Introduction to Enzymes
The following has been excerpted from a very popular Worthington publication which was originally published in 1972 as the Manual of Clinical Enzyme Measurements. While some of the presentation may seem somewhat dated, the basic concepts are still helpful for researchers who must use enzymes but who have little background in enzymology.
In order to study the effect of increasing the enzyme concentration upon the reaction rate, the substrate must be present in an excess amount; i.e., the reaction must be independent of the substrate concentration. Any change in the amount of product formed over a specified period of time will be dependent upon the level of enzyme present. Graphically this can be represented as:
These reactions are said to be "zero order" because the rates are independent of substrate concentration, and are equal to some constant k. The formation of product proceeds at a rate which is linear with time. The addition of more substrate does not serve to increase the rate. In zero order kinetics, allowing the assay to run for double time results in double the amount of product.
The amount of enzyme present in a reaction is measured by the activity it catalyzes. The relationship between activity and concentration is affected by many factors such as temperature, pH, etc. An enzyme assay must be designed so that the observed activity is proportional to the amount of enzyme present in order that the enzyme concentration is the only limiting factor. It is satisfied only when the reaction is zero order.
In Figure 5, activity is directly proportional to concentration in the area AB, but not in BC. Enzyme activity is generally greatest when substrate concentration is unlimiting.
When the concentration of the product of an enzymatic reaction is plotted against time, a similar curve results, Figure 6.
Between A and B, the curve represents a zero order reaction; that is, one in which the rate is constant with time. As substrate is used up, the enzyme's active sites are no longer saturated, substrate concentration becomes rate limiting, and the reaction becomes first order between B and C.
To measure enzyme activity ideally, the measurements must be made in that portion of the curve where the reaction is zero order. A reaction is most likely to be zero order initially since substrate concentration is then highest. To be certain that a reaction is zero order, multiple measurements of product (or substrate) concentration must be made.
Figure 7 illustrates three types of reactions which might be encountered in enzyme assays and shows the problems which might be enountered if only single measurements are made.
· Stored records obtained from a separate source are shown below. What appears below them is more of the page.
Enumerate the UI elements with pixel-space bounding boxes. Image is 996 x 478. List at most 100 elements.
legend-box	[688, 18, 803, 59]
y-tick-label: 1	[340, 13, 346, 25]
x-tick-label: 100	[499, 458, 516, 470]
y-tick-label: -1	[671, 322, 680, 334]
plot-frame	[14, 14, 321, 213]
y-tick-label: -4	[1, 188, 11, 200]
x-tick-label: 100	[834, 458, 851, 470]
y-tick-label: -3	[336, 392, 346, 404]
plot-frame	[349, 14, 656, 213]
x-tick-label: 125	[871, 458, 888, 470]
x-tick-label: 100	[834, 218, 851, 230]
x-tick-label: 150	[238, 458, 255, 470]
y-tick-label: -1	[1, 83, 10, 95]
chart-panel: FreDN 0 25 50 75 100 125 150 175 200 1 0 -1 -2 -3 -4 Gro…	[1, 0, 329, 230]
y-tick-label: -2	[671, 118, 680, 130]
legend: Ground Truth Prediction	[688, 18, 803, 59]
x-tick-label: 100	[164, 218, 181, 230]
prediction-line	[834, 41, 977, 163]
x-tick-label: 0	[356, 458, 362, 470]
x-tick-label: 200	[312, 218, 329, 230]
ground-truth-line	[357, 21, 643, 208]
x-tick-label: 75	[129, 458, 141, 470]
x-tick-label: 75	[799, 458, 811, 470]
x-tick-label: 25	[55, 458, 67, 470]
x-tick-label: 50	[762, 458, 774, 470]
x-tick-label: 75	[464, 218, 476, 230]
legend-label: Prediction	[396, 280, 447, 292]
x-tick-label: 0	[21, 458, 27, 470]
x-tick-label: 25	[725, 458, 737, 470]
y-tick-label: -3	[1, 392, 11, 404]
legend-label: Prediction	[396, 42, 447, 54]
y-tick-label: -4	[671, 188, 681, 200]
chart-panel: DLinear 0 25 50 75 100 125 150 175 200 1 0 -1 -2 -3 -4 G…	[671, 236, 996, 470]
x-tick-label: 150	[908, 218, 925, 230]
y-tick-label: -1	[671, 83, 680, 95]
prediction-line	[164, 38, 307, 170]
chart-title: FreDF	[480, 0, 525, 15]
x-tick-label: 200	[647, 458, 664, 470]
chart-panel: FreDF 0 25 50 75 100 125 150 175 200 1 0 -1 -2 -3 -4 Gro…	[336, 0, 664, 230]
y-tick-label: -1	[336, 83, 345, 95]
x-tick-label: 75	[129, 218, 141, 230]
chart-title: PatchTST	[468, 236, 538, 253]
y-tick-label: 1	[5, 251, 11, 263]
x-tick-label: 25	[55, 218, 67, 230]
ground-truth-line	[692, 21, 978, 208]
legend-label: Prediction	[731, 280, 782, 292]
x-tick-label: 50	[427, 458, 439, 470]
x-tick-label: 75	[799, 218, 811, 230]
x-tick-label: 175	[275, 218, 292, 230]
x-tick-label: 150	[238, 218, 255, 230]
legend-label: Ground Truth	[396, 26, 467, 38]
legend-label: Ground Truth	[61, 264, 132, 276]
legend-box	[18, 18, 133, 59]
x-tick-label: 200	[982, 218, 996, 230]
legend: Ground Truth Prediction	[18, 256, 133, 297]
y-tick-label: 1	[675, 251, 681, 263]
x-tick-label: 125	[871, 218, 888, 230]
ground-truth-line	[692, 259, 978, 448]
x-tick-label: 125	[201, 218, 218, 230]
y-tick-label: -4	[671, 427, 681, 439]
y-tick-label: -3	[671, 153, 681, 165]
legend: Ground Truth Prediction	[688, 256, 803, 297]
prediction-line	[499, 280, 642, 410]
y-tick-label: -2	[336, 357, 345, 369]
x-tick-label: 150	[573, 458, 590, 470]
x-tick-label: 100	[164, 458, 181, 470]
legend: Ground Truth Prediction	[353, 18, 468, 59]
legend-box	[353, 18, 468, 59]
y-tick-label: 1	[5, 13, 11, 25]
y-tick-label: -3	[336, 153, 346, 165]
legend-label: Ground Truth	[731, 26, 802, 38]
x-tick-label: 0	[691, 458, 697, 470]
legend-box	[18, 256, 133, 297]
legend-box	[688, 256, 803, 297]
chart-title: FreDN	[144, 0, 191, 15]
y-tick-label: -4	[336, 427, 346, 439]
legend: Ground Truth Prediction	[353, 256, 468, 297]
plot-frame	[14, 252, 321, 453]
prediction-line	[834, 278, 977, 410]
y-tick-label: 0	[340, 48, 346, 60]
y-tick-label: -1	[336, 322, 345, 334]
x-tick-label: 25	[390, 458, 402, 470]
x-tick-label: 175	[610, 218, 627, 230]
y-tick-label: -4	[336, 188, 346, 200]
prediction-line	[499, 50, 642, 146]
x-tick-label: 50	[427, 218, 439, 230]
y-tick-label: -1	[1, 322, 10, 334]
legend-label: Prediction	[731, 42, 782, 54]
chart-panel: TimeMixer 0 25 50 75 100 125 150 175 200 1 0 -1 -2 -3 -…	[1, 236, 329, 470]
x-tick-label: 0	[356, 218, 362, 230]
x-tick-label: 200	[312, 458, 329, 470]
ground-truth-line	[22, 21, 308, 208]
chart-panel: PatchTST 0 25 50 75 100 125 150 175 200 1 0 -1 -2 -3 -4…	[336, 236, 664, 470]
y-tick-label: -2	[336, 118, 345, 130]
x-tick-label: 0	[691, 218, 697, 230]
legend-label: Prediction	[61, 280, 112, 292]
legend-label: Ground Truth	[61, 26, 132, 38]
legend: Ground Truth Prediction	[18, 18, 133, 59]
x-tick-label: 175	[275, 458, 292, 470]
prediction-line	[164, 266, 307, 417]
B is a straight line representing a zero order reaction which permits accurate determination of enzyme activity for part or all of the reaction time. A represents the type of reaction that was shown in Figure 6. This reaction is zero order initially and then slows, presumably due to substrate exhaustion or product inhibition. This type of reaction is sometimes referred to as a "leading" reaction. True "potential" activity is represented by the dotted line. Curve C represents a reaction with an initial "lag" phase. Again the dotted line represents the potentially measurable activity. Multiple determinations of product concentration enable each curve to be plotted and true activity determined. A single end point determination at E would lead to the false conclusion that all three samples had identical enzyme concentration.